Entertainment

Cult Movie: Poetic doc about troubled musician

Heaven Adores You: A Film About the Life And Music Of Elliott Smith
Heaven Adores You: A Film About the Life And Music Of Elliott Smith Heaven Adores You: A Film About the Life And Music Of Elliott Smith

Heaven Adores You

THE classic rock documentary is going through something of a golden age right now.

Just a few weeks ago in this very column I was singing the praises of Amy, that heartbreaking glance at the doomed world of Amy Winehouse.

Last week I had the pleasure of hosting a Q&A at the QFT with Wes Orshoski, director of Don’t You Wish We Were Dead, a splendid new doc tracing the rough and ready world of The Damned, while over the past few months we’ve been treated to fine explorations of everyone from Kurt Cobain to Nina Simone.

Now the name of Elliott Smith can be added to the list or artists whose difficult lives have been reinterpreted via the documentary maker’s viewfinder. Heaven Adores You: A Film About the Life And Music Of Elliott Smith is, much like the troubled songwriter himself, a dark and moving exploration of a musical life less ordinary.

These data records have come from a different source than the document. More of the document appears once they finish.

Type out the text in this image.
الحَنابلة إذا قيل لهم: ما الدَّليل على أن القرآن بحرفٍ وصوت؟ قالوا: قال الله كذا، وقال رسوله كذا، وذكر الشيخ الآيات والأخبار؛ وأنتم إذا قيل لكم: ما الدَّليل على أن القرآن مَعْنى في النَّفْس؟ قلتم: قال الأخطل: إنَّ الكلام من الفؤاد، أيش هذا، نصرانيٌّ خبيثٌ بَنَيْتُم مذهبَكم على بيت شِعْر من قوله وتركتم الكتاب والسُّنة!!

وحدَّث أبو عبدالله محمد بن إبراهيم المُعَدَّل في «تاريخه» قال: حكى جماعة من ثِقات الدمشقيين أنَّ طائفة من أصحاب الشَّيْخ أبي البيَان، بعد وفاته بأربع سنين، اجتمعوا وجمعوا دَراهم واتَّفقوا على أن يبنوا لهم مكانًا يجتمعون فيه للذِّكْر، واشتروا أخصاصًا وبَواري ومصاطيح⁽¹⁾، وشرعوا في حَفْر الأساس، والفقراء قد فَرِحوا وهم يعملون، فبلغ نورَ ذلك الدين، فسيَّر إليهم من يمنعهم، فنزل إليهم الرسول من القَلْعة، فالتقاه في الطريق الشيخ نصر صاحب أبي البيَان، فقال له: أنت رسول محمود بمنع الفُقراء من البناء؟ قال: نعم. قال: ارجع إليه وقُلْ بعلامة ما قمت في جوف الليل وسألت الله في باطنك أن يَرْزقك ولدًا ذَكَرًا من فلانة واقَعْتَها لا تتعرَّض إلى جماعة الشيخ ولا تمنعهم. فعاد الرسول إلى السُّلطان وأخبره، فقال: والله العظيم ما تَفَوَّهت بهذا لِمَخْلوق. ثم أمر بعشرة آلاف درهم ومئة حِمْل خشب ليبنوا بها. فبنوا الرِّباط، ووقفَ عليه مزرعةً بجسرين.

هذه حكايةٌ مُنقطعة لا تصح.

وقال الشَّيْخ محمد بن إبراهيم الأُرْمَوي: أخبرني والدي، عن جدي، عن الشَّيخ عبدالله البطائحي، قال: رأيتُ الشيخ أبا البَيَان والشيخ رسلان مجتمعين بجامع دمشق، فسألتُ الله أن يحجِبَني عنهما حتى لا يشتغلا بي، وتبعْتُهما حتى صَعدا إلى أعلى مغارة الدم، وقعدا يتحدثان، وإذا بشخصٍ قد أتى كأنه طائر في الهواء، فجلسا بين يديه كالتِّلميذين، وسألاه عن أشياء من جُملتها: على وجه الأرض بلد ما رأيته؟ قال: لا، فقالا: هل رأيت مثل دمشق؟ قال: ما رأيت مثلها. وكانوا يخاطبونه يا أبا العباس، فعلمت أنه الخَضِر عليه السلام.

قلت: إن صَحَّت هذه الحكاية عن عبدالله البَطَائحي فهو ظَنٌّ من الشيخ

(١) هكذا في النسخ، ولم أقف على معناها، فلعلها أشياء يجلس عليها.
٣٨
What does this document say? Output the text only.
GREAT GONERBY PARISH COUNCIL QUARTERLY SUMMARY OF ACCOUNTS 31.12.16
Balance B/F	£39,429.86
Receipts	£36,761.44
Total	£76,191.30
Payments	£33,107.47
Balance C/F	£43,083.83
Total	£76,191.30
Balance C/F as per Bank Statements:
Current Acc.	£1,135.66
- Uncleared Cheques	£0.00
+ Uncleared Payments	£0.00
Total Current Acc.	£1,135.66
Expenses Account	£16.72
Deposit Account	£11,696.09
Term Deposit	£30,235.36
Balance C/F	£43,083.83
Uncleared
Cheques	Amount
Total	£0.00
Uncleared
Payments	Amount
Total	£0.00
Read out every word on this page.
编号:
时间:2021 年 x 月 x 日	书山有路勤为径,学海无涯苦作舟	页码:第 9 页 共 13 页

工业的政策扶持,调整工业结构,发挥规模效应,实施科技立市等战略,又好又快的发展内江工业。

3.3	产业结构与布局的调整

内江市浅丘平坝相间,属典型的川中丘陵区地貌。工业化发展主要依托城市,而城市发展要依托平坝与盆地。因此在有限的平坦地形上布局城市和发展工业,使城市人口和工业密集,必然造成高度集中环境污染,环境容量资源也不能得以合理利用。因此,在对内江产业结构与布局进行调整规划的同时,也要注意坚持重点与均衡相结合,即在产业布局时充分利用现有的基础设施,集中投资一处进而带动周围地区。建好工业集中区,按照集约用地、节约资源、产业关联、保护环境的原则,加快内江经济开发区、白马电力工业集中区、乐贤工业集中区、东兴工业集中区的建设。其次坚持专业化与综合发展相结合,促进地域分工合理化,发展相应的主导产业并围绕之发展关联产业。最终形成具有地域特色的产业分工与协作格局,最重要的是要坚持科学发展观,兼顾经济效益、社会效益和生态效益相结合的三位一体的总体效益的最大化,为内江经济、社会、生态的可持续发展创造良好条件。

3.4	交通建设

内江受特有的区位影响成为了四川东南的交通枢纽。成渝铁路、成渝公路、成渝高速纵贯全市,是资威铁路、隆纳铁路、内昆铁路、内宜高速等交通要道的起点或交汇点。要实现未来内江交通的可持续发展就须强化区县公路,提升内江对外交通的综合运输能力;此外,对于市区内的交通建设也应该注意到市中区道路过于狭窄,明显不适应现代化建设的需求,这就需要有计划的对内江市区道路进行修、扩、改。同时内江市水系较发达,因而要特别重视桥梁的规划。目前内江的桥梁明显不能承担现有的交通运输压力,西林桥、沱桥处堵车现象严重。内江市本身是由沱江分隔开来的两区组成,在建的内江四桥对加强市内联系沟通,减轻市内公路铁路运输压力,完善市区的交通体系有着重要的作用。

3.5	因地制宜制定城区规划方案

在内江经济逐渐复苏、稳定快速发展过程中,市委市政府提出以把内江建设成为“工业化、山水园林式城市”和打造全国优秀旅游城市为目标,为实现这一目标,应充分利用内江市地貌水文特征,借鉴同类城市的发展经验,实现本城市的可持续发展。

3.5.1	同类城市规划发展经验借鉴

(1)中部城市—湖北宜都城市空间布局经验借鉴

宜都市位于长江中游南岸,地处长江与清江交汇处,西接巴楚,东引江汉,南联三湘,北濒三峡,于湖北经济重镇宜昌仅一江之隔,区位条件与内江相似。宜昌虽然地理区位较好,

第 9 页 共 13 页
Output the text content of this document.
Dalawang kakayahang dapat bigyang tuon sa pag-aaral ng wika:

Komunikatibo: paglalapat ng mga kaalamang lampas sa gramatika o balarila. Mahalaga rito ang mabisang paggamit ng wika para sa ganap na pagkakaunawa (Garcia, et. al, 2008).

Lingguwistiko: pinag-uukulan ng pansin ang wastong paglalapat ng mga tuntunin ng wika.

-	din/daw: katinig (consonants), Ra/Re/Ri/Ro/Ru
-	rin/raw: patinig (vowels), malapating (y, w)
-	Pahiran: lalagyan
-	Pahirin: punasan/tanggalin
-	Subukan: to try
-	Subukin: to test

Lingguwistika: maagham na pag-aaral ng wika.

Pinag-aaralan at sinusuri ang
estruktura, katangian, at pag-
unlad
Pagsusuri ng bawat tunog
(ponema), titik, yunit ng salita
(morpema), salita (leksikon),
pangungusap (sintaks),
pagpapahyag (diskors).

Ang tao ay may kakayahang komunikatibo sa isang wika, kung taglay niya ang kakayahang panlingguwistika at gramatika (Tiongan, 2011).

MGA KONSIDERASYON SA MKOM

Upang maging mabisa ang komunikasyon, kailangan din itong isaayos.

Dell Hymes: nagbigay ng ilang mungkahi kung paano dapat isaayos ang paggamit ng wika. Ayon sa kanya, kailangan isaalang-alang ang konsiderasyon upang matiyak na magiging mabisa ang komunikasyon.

What director Nickolas Dylan Rossi delivers may not satisfy everyone who’s been touched by the oddly fragile music of Smith and it leaves many of the great questions about his all-too-brief life hanging defiantly at the end but it still retains the power to enlighten and enthral.

The dramatic arc of Smith’s story is well known. A self-absorbed, if beautifully melodic, songwriter with a troubled past is thrown into the upper levels of stardom thanks to his songs being used on the movie soundtrack to Good Will Hunting.

From there he finds he loathes everything to do with showbiz, unravels spectacularly before taking his own life at just 34. It’s a depressingly familiar rock and roll story but that's why the freshness on show in Heaven Adores You is doubly impressive.

Far from a straightforward telling of a great natural talent scrubbed away via lifelong battles with depression, addiction and aversion to the falsehoods of fame, this is a woozy, graceful and often touching film. Told with long rambling swathes of audio unwinding naturally as images of trains and tower blocks fill the screen, it’s as much a tone poem as a classic rock film and it’s all the better for that.

The images of the three significant areas in Smith’s life (Portland, New York and LA) tower bleakly over the words of the man himself and the cumulative effect is heartbreaking at times.

The archive moments of Smith making demos of his songs, performing on radio shows and talking quietly about his life are balanced out with an impressive array of interviewees. It’s effective if far from all inclusive. There isn’t much about the singer’s abusive father and even his suicide is rather brushed over without much analysis, while his issues with drug addiction aren’t dwelt upon either.

Some may find such omissions odd but, at its core, this film is from the heart and comes over as a lovingly crafted and deeply affecting portrait of a man incapable of living with the fame that his beautiful art brought to him.